The Russian Communist Party will hold events called “20 years without the USSR” to commemorate the failed coup to seize power from Mikhail Gorbachev in 1991.
The leadership of the Communist Party (CPRF) has decided to hold several events across the country on August 18-26 to mark the 20th anniversary of the August 1991 coup led by hardliners in the Soviet leadership. Today’s Communist Party says it was an attempt to save the Soviet Union, although many believe the coup organizers achieved quite the opposite result after they attempted to isolate then-President of the USSR Mikhail Gorbachev on August 18, 1991.
Twenty years to the day, the first event will be held in the city of Donetsk, Ukraine. The CPRF leader Gennady Zyuganov will take part in a rally as well as the proceeding concert.

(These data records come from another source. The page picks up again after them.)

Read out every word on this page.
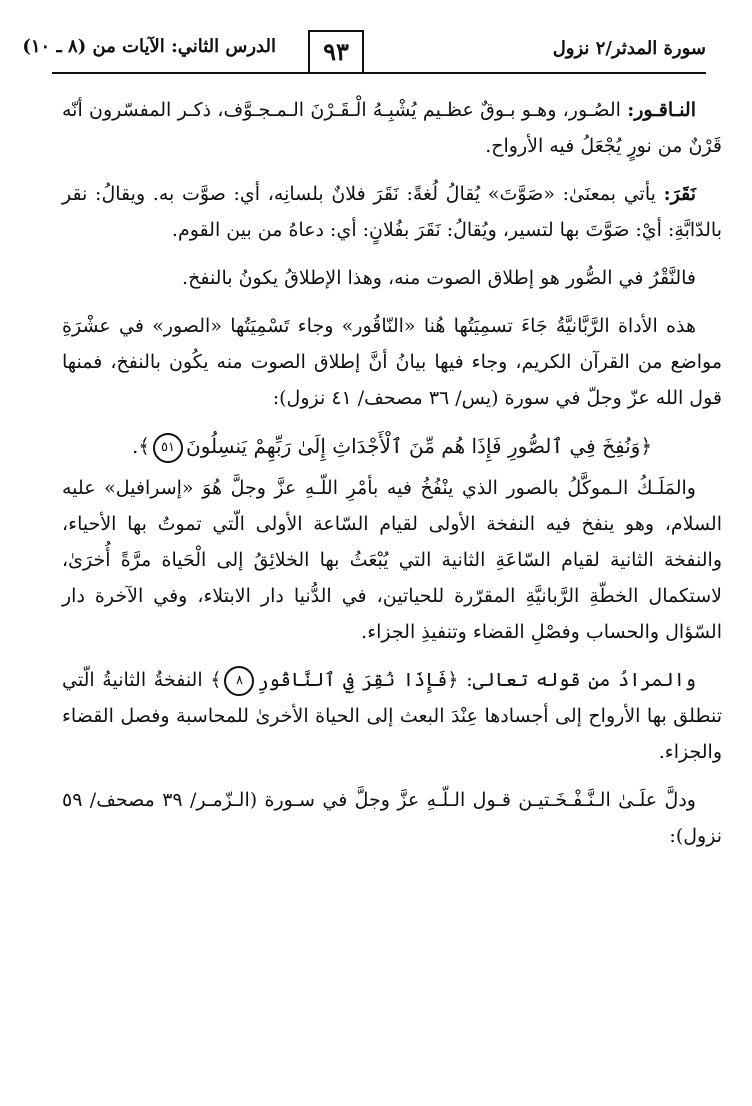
سورة المدثر/٢ نزول
٩٣
الدرس الثاني: الآيات من (٨ ـ ١٠)

النـاقـور: الصُـور، وهـو بـوقٌ عظـيم يُشْبِـهُ الْـقَـرْنَ الـمـجـوَّف، ذكـر المفسّرون أنّه قَرْنٌ من نورٍ يُجْعَلُ فيه الأرواح.

نَقَرَ: يأتي بمعنَىٰ: «صَوَّتَ» يُقالُ لُغةً: نَقَرَ فلانٌ بلسانِه، أي: صوَّت به. ويقالُ: نقر بالدّابَّةِ: أيْ: صَوَّتَ بها لتسير، ويُقالُ: نَقَرَ بفُلانٍ: أي: دعاهُ من بين القوم.

فالنَّقْرُ في الصُّور هو إطلاق الصوت منه، وهذا الإطلاقُ يكونُ بالنفخ.

هذه الأداة الرَّبَّانيَّةُ جَاءَ تسمِيَتُها هُنا «النّاقُور» وجاء تَسْمِيَتُها «الصور» في عشْرَةِ مواضع من القرآن الكريم، وجاء فيها بيانُ أنَّ إطلاق الصوت منه يكُون بالنفخ، فمنها قول الله عزّ وجلّ في سورة (يس/ ٣٦ مصحف/ ٤١ نزول):

﴿وَنُفِخَ فِي ٱلصُّورِ فَإِذَا هُم مِّنَ ٱلْأَجْدَاثِ إِلَىٰ رَبِّهِمْ يَنسِلُونَ٥١﴾.

والمَلَـكُ الـموكَّلُ بالصور الذي ينْفُخُ فيه بأمْرِ اللّـهِ عزَّ وجلَّ هُوَ «إسرافيل» عليه السلام، وهو ينفخ فيه النفخة الأولى لقيام السّاعة الأولى الّتي تموتُ بها الأحياء، والنفخة الثانية لقيام السّاعَةِ الثانية التي يُبْعَثُ بها الخلائِقُ إلى الْحَياة مرَّةً أُخرَىٰ، لاستكمال الخطّةِ الرَّبانيَّةِ المقرّرة للحياتين، في الدُّنيا دار الابتلاء، وفي الآخرة دار السّؤال والحساب وفصْلِ القضاء وتنفيذِ الجزاء.

والمرادُ من قوله تعالى: ﴿فَإِذَا نُقِرَ فِي ٱلنَّاقُورِ٨﴾ النفخةُ الثانيةُ الّتي تنطلق بها الأرواح إلى أجسادها عِنْدَ البعث إلى الحياة الأخرىٰ للمحاسبة وفصل القضاء والجزاء.

ودلَّ علَـىٰ الـنَّـفْـخَـتيـن قـول الـلّـهِ عزَّ وجلَّ في سـورة (الـزّمـر/ ٣٩ مصحف/ ٥٩ نزول):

Heads of the Communist parties of the former Soviet republics, now independent states, will also be in attendance, a deputy of the CPRF chairman, Vladimir Kashin, told Interfax on Monday.
A similar rally should take place on Moscow’s central Pushkinskaya Square on August 20. On August 19 – the day in history when the Soviet people had been told about Gorbachev’s removal from power – young Communist activists will place red tents on the streets of Moscow to hold the so-called people’s referendum, which is also taking place under the initiative of the CPRF.
In Siberia, the Communists will hold “a gathering of peoples” to analyze what the country “has missed out on as a result of the break-up of the USSR.”
Twenty years ago, several members of the Soviet leadership, including the defense minister and the KGB chief, tried to disrupt the signing of a new union treaty between the country’s constituent republics. They isolated then-President Mikhail Gorbachev in his residence on Crimea and created the State Emergency Committee (GKChP). The coup failed after three days of resistance organized by the leadership of the main republic – Russia, headed by then-President Boris Yeltsin.
On August 23, the Communist Party was banned from operating on Russian territory. The Russian Federation took over the institutions of the union state, and the USSR disintegrated in December 1991.
The current task of the CPRF is to draw public attention to “the criminal activity of the destroyers of the USSR,” the party’s leader Gennady Zyuganov said in a letter sent to the heads of regional branches on Monday. People should be reminded of the negative consequences of the disintegration, the colossal opportunities that have been missed and the need “to restore a renewed union of peoples.”
A recent nation-wide poll by the Public Opinion Fund showed that 20% of respondents supported Yeltsin 20 years ago, 11% were on the side of the coup organizers, and 27% did not take sides. Of those polled, 17% believe that it would have been better for Russia if the coup leaders had succeeded, while 17% believe it would have been worse.